O Senado havia derrubado dois destaques que retirariam pontos do texto e desidratariam a proposta. Durante a votação do terceiro destaque, uma série de questões de ordem sobre o regimento do Senado, aliada à diminuição do quórum, apressou o encerramento da sessão.

Tentando agilizar a tramitação, o presidente do Senado tentou articular a votação de todos os destaques para ontem, mas não teve apoio dos colegas. Seguindo recomendação do líder do Governo no Senado, Fernando Bezerra (MDB-PE), o presidente do Senado decidiu encerrar a sessão e concluir a votação hoje.

Votação em segundo turno da Previdência deve acontecer nessa tarde

Plenário do Senado Federal, durante sessão deliberativa ordinária de votação da cessão onerosa do pré-sal

A votação em segundo turno da reforma da Previdência está marcado para 14h dessa terça-feira (22). Para que seja aprovado e seja promulgado são necessários 41 votos dos 81 senadores. Na primeira votação, a PEC foi aprovada por 56 votos a favor e 19 contra.

Hoje mais cedo, a Comissão de Constituição e Justiça (CCJ) aprovou três mudanças no projeto em uma reunião de 25 minutos. Apesar da provável aprovação nessa tarde, a reforma ainda não é unanimidade. Vários pontos polêmicos considerados importantes, mas que não têm consenso no Senado e na Câmara. Um dos pontos relevantes na atual discussão é a cobrança da bancada feminina.

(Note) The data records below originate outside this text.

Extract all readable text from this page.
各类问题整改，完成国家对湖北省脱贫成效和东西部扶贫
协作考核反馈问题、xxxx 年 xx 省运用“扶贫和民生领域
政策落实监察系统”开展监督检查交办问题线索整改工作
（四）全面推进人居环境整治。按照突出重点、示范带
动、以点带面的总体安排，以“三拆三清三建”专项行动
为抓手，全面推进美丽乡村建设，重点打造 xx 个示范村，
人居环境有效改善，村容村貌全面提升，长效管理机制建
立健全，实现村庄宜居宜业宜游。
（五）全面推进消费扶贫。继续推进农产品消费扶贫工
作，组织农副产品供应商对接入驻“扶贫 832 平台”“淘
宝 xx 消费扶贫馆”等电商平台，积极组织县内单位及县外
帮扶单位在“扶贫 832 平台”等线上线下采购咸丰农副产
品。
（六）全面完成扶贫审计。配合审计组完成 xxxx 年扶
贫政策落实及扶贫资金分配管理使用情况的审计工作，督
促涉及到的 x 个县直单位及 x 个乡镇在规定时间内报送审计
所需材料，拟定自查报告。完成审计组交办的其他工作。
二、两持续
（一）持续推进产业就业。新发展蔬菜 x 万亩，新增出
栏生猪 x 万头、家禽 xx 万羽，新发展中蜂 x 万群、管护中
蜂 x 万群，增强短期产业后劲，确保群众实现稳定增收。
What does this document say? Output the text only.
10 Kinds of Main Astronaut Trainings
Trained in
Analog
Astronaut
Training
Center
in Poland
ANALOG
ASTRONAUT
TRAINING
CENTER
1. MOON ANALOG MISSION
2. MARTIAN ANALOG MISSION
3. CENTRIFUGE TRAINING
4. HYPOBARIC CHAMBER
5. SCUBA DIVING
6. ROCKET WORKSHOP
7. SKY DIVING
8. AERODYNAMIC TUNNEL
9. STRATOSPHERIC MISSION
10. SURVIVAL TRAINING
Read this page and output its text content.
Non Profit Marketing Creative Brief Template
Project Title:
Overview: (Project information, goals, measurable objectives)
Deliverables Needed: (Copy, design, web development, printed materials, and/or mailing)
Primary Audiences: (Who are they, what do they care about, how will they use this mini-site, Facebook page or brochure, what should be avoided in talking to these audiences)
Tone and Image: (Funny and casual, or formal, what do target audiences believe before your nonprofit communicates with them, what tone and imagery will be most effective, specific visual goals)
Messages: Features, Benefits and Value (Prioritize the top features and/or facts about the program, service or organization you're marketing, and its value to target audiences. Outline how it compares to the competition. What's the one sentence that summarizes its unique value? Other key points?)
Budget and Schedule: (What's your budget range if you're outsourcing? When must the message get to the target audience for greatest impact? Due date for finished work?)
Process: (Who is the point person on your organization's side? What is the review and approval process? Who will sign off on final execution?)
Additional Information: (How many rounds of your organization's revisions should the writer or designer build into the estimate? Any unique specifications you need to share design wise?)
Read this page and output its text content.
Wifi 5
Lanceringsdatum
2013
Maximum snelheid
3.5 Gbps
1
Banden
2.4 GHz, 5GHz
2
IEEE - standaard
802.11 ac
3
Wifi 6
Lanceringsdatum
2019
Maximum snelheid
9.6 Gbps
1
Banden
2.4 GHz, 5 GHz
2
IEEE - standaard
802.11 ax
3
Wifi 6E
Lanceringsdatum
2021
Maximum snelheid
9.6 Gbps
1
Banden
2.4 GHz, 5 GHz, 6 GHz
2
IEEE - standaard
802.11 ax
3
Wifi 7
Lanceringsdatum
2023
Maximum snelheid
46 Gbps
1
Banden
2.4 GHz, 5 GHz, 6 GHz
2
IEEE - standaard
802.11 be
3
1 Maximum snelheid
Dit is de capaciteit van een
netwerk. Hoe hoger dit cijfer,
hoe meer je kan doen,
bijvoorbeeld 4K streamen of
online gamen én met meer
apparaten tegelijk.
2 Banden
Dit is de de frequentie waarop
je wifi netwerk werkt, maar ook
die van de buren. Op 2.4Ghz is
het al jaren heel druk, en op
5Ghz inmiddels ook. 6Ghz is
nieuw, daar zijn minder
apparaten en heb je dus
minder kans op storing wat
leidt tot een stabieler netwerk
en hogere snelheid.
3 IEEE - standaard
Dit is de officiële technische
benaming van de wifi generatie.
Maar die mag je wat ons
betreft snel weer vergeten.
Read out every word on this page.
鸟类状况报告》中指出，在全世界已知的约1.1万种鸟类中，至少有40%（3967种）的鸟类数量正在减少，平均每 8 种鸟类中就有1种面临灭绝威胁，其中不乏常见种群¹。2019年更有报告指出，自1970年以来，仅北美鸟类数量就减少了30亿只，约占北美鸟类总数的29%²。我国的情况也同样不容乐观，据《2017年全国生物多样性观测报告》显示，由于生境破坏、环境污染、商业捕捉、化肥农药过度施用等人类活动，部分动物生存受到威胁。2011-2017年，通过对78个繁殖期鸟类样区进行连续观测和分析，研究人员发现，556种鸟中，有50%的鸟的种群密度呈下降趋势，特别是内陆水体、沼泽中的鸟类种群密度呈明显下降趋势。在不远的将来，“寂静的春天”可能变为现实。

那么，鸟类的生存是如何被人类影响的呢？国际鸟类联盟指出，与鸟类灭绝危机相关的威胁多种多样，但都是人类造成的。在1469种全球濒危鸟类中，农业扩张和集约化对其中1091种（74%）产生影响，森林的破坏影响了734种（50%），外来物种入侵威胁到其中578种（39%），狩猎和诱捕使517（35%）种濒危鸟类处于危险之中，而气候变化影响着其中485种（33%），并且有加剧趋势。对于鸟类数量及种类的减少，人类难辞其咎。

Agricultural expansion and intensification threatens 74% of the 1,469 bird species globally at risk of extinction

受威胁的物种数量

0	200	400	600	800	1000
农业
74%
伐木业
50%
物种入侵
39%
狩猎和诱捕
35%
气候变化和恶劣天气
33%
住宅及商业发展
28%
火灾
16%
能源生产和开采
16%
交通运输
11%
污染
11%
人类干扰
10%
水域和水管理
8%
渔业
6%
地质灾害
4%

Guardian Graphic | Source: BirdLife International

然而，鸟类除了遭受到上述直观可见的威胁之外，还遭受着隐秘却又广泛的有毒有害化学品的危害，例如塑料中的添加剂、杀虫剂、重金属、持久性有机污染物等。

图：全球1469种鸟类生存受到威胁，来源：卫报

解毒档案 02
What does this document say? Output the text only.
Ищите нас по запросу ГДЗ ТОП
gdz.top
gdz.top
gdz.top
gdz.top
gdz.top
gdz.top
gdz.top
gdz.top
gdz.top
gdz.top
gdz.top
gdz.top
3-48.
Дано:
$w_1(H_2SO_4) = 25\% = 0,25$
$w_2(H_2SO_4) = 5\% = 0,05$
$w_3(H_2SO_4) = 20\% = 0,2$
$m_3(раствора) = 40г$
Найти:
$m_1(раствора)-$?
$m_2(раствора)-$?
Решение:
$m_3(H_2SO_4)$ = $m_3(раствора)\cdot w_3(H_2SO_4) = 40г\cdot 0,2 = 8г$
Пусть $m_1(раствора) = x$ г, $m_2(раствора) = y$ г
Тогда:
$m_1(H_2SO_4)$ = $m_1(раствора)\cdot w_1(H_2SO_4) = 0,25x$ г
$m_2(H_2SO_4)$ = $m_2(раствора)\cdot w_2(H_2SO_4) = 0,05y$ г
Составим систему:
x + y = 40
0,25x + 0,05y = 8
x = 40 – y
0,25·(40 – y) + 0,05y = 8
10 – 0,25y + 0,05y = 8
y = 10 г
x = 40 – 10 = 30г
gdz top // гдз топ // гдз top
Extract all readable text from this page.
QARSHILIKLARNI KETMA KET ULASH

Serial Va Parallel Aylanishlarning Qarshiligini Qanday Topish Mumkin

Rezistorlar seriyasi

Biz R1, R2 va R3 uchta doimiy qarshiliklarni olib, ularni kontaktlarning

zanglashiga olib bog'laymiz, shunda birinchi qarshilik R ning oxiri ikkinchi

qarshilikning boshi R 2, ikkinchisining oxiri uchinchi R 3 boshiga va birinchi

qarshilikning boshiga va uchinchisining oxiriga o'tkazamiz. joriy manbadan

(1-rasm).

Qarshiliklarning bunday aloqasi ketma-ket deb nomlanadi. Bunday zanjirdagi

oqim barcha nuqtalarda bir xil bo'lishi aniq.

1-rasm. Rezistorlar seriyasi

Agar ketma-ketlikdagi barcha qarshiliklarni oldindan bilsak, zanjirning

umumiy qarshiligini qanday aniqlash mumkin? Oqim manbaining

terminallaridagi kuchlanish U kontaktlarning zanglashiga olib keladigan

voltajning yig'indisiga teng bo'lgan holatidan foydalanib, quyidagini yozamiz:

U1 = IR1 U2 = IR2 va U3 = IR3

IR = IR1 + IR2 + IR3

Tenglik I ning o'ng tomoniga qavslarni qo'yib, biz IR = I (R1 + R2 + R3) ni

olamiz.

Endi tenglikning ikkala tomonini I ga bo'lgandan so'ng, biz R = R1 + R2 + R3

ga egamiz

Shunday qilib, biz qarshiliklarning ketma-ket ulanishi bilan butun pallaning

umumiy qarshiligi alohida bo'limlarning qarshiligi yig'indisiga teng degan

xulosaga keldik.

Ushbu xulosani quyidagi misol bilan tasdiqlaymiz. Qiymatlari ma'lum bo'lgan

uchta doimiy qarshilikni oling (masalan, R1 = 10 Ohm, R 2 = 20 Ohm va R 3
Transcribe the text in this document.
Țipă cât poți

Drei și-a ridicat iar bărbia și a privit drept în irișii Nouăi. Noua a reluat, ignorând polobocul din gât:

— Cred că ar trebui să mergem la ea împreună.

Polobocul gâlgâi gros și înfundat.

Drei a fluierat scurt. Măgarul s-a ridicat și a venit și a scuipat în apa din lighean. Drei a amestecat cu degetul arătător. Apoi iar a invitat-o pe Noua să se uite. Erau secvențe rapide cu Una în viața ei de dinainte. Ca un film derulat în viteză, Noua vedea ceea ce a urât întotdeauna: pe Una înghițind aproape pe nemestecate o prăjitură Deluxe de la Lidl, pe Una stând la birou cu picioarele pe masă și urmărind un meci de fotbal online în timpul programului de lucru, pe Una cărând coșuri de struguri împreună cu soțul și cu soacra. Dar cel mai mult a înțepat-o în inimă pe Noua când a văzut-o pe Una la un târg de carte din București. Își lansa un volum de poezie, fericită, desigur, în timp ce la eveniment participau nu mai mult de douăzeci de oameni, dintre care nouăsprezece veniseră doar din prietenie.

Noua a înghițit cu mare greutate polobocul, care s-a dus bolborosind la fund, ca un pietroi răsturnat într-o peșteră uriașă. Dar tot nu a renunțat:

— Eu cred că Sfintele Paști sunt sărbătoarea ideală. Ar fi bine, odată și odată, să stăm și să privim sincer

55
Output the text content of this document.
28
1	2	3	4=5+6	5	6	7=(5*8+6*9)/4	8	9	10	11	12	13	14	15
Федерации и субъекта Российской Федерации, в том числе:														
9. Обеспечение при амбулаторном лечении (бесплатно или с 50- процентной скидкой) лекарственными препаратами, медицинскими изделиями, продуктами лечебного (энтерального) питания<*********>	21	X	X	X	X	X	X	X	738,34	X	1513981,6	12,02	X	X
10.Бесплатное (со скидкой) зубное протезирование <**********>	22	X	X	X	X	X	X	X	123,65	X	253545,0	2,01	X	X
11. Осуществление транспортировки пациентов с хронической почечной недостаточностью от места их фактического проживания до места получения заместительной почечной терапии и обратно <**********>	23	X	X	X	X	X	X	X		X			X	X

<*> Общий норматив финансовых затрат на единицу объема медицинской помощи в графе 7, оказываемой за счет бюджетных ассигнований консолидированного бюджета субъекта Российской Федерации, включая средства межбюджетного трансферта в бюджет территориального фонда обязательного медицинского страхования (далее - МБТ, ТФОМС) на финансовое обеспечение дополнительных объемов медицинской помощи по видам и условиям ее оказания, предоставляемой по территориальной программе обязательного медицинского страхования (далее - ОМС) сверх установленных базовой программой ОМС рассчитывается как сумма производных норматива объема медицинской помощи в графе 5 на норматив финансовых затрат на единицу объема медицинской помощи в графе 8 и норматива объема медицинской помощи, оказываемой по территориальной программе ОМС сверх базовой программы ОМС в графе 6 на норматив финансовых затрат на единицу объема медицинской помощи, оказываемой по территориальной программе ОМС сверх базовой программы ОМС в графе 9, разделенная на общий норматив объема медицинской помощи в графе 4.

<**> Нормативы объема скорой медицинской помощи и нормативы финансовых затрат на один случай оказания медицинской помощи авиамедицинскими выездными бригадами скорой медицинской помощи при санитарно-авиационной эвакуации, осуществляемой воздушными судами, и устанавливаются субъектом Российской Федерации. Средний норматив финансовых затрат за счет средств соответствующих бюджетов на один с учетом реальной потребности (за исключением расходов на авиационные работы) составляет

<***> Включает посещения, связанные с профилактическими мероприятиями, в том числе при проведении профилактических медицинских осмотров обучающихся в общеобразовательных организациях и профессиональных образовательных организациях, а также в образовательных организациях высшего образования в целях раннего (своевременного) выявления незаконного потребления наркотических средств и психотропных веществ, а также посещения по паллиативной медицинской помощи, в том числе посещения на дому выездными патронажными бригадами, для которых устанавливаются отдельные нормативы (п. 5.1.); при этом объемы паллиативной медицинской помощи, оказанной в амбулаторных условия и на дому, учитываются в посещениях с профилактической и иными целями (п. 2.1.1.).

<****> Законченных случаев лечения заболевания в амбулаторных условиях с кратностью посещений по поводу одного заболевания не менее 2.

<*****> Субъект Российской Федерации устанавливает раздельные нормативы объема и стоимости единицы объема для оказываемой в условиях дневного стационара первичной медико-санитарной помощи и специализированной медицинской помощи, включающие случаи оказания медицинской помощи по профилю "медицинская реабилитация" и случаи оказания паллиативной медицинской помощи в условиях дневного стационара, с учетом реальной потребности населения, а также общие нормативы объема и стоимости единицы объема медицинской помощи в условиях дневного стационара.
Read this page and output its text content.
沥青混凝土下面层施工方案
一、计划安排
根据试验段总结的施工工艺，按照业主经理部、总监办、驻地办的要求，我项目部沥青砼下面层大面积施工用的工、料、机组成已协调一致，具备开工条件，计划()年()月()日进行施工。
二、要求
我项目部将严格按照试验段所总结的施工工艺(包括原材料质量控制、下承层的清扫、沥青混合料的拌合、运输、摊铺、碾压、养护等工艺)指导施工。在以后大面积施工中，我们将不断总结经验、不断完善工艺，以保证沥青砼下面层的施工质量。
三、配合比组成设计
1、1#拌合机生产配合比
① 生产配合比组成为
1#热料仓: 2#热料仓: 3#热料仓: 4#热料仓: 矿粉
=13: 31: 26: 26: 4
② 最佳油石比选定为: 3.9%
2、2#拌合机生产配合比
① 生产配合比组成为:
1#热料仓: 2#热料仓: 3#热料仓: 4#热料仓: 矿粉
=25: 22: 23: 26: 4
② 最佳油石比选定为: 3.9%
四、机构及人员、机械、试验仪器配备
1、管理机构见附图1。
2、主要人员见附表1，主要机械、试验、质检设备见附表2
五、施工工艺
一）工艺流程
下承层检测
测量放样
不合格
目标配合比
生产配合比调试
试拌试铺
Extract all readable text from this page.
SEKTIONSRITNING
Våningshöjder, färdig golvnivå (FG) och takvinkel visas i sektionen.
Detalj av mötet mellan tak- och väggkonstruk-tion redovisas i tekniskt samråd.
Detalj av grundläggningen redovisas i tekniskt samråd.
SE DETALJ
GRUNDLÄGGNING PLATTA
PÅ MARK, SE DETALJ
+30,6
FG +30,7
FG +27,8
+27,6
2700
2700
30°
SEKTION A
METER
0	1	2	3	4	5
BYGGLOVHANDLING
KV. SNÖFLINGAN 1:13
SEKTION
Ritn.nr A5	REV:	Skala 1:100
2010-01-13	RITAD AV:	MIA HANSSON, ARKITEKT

Elas querem regras de transição atenuadas para mulheres cumprirem a exigência de idade para a aposentadoria, com mudanças para garantir mais recursos para as viúvas, pois as mulheres são mais de 80% dos beneficiários das pensões por morte. (Com informações da Agência Brasil).

Senado se organiza para aprovar Reforma da Previdência

O debate sobre a Reforma da Previdência no Senado Federal entra na reta final e os membros da Casa se articulam para votar o projeto o quanto antes. A menos de 10 dias de acabar uma discussão que se estende desde fevereiro, o foco do governo é garantir a economia de R$ 800,3 bilhões mantida até agora.

O texto foi aprovado em primeiro turno, em 2 de outubro, por 56 votos a 19. Nas duas votações, precisa do apoio mínimo de 49 senadores, o que equivale a três quintos dos 81 parlamentares da Casa. Mas, antes de chegar à segunda rodada, precisa passar por três sessões de discussão no plenário. A primeira aconteceu na semana passada, quando senadores de diversos partidos — entre eles, PT, Rede e PROS — criticaram a proposta.

Ainda faltam duas sessões para terminar o prazo regimental de discussão, nas quais os senadores poderão defender as opiniões sobre o assunto. Concluídos os debates, a matéria já pode estar pronta para votação na quarta-feira. Contudo, o presidente do Senado, Davi Alcolumbre (DEM-AP) marcou para dia 22 de outubro a votação.

Como na primeira rodada, a oposição não ameaça obstruir a votação da reforma, porém, pretende apresentar sugestões de mudanças de última hora. Embora só sejam aceitas emendas de redação no segundo turno, é possível que os senadores aprovem destaques que comprometam o mérito da matéria, depois de aprovado o texto-base.  (Com informações de Correio Braziliense).